The No Surpises Act Standard Notice & Consent 

OMB Control Number: 0938-1401 

NO SURPRISE BILLING PROTECTION FORM

The purpose of this document is to let you know about your protections from unexpected medical bills.  It also asks whether you would like to give up those protections and pay more for out-of-network care.

When you express interest in services, You will receive a notice such as this one stating that the provider(s) at Authentic Counseling are not in your health plan’s network. This means the provider does not have an agreement with your insurance plan, and is considered “Out-Of-Network”.  Getting care from this provider could cost you more.

 

If your plan covers the service that you are receiving, federal law protects you from higher bills:

• When you get emergency care from out-of-network providers and facilities, or

• When an out-of-network provider treats you at an in-network hospital or ambulatory surgical center without your knowledge or consent.

Ask your healthcare provider if you need help knowing if these protections apply to you.

 

If you choose to receive services from this provider, you may pay more because:

• You are giving up your protections under the law.

• You may owe the full costs billed for items and services received.

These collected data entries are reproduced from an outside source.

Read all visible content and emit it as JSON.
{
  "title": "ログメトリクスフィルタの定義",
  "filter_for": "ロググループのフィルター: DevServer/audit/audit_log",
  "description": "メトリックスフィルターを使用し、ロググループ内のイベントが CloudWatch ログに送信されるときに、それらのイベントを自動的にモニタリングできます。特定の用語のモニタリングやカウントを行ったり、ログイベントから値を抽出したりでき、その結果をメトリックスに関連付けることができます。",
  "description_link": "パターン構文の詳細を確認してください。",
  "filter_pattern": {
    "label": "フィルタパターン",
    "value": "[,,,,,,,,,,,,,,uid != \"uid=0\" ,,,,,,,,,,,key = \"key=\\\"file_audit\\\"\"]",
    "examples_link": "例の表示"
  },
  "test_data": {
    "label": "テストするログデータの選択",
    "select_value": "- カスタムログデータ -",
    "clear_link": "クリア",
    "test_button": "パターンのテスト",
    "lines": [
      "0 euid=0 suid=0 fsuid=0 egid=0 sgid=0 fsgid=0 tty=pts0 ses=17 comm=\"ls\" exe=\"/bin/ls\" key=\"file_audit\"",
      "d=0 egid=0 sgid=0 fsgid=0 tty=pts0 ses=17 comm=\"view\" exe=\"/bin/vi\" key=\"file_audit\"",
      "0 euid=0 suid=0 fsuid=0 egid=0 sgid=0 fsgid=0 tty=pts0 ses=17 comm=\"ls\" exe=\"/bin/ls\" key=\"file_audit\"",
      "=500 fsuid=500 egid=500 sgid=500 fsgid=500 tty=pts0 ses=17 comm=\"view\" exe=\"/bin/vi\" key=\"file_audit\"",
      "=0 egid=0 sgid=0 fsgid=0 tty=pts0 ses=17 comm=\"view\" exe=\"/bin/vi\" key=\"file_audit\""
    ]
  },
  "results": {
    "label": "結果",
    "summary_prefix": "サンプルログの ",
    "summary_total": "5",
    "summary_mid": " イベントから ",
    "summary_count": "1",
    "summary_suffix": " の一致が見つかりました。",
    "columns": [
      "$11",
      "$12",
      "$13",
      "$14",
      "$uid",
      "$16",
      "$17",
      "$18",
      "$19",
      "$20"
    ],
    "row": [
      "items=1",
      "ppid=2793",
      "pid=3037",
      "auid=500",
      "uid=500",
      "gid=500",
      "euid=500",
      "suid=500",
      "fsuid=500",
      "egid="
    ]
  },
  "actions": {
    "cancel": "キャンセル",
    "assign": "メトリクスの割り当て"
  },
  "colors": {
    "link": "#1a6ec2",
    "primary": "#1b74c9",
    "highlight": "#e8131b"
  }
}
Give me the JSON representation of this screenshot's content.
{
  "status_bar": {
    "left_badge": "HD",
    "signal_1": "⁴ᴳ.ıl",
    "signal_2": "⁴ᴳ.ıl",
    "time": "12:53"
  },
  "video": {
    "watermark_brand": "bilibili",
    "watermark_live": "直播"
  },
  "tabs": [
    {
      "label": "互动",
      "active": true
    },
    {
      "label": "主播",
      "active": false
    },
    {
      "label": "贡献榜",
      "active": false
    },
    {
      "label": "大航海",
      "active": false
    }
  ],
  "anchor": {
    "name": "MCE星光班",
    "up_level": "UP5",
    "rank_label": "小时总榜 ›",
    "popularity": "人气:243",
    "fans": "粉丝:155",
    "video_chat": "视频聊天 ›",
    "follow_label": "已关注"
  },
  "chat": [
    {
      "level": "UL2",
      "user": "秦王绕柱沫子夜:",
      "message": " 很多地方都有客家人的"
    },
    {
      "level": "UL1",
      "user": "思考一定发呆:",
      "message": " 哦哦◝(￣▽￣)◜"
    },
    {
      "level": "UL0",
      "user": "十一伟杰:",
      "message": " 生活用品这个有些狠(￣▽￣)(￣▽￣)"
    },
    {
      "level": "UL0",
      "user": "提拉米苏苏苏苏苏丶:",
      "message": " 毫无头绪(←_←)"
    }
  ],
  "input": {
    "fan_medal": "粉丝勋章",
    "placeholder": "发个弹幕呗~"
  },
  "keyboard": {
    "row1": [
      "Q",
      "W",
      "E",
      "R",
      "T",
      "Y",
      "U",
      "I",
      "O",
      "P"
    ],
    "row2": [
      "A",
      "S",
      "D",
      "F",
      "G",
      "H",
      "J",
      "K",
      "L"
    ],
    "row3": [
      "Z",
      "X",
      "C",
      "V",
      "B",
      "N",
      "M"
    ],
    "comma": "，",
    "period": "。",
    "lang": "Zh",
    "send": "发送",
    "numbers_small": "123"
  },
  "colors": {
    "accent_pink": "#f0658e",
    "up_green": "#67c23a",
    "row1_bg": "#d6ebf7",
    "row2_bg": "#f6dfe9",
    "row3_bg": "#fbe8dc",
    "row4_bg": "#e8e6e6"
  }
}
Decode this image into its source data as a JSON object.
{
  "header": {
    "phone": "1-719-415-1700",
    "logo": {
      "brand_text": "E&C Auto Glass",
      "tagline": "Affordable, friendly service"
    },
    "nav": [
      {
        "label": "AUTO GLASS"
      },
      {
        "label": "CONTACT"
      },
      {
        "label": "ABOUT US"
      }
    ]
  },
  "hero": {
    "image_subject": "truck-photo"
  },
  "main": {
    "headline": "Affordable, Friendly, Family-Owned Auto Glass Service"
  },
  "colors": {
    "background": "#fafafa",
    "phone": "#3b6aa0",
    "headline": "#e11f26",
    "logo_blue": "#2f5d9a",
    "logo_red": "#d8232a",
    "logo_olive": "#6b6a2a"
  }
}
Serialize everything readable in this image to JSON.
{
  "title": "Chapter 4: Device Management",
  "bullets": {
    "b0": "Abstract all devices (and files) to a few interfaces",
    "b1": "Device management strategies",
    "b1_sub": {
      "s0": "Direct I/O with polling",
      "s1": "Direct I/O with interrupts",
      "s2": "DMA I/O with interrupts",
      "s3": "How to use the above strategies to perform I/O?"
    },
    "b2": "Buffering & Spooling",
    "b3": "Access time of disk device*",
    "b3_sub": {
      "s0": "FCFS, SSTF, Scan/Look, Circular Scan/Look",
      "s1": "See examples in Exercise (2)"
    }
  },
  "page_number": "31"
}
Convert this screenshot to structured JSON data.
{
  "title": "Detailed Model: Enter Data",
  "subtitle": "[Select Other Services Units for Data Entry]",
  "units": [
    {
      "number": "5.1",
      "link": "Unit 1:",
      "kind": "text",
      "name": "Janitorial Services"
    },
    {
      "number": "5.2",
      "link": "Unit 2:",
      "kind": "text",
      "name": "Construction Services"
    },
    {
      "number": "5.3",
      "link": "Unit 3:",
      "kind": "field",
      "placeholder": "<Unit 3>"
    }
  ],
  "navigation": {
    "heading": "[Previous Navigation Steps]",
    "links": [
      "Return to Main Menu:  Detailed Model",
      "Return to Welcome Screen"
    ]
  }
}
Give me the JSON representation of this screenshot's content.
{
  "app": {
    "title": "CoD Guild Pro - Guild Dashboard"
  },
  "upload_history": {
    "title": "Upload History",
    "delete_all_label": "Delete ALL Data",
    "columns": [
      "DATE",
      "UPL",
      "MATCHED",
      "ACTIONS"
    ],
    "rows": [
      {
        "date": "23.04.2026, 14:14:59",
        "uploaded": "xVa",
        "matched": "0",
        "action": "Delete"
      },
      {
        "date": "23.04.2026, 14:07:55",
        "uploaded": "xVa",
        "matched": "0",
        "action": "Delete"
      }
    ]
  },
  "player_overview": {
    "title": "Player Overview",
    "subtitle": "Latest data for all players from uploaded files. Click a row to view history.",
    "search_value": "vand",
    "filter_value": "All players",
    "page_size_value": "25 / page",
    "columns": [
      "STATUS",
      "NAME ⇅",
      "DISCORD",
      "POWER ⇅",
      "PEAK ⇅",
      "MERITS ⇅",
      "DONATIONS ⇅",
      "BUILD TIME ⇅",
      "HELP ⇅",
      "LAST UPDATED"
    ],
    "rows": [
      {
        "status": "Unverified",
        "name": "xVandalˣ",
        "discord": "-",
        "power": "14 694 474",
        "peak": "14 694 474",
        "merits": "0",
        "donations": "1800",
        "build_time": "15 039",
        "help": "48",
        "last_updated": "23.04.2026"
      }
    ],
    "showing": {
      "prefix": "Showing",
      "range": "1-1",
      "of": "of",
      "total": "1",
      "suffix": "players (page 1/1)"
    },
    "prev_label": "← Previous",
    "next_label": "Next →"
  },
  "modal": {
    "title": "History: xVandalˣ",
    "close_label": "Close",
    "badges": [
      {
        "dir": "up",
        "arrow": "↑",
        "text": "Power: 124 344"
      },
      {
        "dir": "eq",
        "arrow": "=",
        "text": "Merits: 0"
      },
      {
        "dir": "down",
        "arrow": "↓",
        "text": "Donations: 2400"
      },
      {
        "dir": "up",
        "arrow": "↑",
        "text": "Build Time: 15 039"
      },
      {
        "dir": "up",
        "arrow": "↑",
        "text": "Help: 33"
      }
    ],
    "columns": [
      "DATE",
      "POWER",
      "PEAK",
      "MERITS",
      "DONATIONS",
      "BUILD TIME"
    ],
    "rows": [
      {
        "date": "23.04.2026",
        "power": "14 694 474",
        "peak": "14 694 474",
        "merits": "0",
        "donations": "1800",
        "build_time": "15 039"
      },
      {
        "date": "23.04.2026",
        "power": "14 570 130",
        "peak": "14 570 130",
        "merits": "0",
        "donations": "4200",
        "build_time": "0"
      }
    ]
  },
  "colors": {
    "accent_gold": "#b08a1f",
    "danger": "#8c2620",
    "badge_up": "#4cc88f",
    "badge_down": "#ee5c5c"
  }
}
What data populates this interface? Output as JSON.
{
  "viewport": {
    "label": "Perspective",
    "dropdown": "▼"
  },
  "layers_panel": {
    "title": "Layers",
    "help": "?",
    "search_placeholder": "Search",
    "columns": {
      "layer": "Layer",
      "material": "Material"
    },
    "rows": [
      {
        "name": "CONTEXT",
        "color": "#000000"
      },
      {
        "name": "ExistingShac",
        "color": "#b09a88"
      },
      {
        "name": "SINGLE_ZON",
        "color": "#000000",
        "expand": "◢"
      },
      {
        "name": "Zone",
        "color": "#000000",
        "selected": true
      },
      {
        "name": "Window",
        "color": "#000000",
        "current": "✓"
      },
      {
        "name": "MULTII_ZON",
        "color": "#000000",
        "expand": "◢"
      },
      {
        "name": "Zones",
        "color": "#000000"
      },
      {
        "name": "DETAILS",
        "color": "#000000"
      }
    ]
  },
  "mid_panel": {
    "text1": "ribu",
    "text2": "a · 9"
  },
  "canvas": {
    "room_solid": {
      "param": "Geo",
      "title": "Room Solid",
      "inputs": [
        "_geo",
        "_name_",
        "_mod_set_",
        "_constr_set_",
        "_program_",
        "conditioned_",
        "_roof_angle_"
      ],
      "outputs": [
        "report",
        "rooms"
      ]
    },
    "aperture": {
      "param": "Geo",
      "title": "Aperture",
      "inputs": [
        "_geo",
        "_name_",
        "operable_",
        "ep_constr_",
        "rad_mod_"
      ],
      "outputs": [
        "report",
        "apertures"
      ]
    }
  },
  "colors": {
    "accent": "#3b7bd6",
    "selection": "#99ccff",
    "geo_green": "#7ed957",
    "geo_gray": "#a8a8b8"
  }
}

• Your health plan might not count any of the amount you pay toward your deductible and/or out-of-pocket limit. 

Contact your health insurance plan for more information.

 
Good Faith Estimate

Total cost estimate of what you could be asked to pay:

Once you express interest in services, you will receive a "Good Faith Estimate, outlining a cost estimate for each recommended service. The estimate you receive is NOT a contract. It is your right to determine your goals for treatment and how long you would like to remain in therapy. Please see the breakdown of possible fees on this website's  

  • Review your estimate.

  •  Call your health plan. Your plan may have better information about whether or how much of these services are reimbursable.

  • Questions about this notice and estimate? Call 267-499-4419 or write to Debbie@authenticcounseling.org.

  • Questions about your rights? Contact the Pennsylvania Secretary of State at 717-787-6458.

Prior authorization or other care management limitations:

Except in an emergency, your health plan may require prior authorization (or other limitations) for certain items and services. This means you may need your plan’s approval that it will cover an item or service before you get them. If prior authorization is required, ask your health plan about what information is necessary to get coverage.